ブランカ/Blanca―30代女性警察官の日常コメディ
 午後二時五十分

「タクシーかよ」

 須藤さんは署に戻らなくてはならなくなり、食事はキャンセルとなった。
 今、須藤さんが運転する須藤さんの私有車に、岡島と葉梨、そして私が乗っている。助手席に葉梨、運転席の後ろに岡島、助手席の後ろは私だ。
 白い薔薇の花束を抱える私はルームミラー越しに須藤さんの視線を受けている。
 ラッピングは赤と濃緑、ゴールドのリボンでクリスマスらしい花束になった。

 葉梨は、『お相手の女性の心が決まっていないのなら、白い薔薇が良いと思います』と言った。もしダメだった時に、『須藤さんがダメージを負わないで済むという利点もあります』と笑っていた。

 確かにそうだ。出会えて嬉しいという気持ちを伝えただけだと逃げ道が出来る。赤い薔薇ではそうはいかない。そこまで気が回るとは葉梨は凄いなと思った。

 ◇

 自宅のある路線の駅前で降りた私に、須藤さんは車を降りて私の元へ来た。
 謝罪パフォーマンスをさせた事、デパートに連行した事、なのに結局食事は無しになった事を詫びた須藤さんは、食事とピアスは日を改めてと言い、薔薇の花束の礼を言って車に戻った。

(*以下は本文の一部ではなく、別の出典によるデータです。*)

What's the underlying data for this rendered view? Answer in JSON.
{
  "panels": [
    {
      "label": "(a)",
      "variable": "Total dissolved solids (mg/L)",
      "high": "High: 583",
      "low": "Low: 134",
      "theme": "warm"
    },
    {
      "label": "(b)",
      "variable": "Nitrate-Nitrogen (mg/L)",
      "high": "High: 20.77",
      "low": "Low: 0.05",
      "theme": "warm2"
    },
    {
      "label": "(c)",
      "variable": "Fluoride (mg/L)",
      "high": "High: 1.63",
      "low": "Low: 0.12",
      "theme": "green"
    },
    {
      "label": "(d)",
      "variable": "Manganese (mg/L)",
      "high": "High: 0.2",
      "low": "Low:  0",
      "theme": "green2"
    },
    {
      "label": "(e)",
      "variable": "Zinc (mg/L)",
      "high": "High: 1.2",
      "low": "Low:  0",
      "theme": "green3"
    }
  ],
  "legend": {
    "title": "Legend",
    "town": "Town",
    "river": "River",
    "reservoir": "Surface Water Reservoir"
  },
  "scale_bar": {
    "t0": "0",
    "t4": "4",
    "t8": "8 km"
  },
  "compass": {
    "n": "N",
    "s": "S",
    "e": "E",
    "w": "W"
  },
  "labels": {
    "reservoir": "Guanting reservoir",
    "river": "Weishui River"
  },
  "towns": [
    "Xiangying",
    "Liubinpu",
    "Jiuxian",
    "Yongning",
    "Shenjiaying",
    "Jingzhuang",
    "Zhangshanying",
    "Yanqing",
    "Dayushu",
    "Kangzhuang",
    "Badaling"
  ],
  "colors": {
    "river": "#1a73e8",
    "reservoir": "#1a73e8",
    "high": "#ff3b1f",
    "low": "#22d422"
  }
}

 ――パワハラしなければジェントルポリスメンなのに。

 花を真剣に選んでいた須藤さんの姿は、想いを寄せる女性へのひたむきな気持ちが溢れていた。
 私は羨ましく思った。

 クリスマスの装飾がされ、クリスマスソングが流れる賑やかな駅前に独り残された私は、去りゆく男三人が乗った車を見送りながら、少しだけ切なくなった。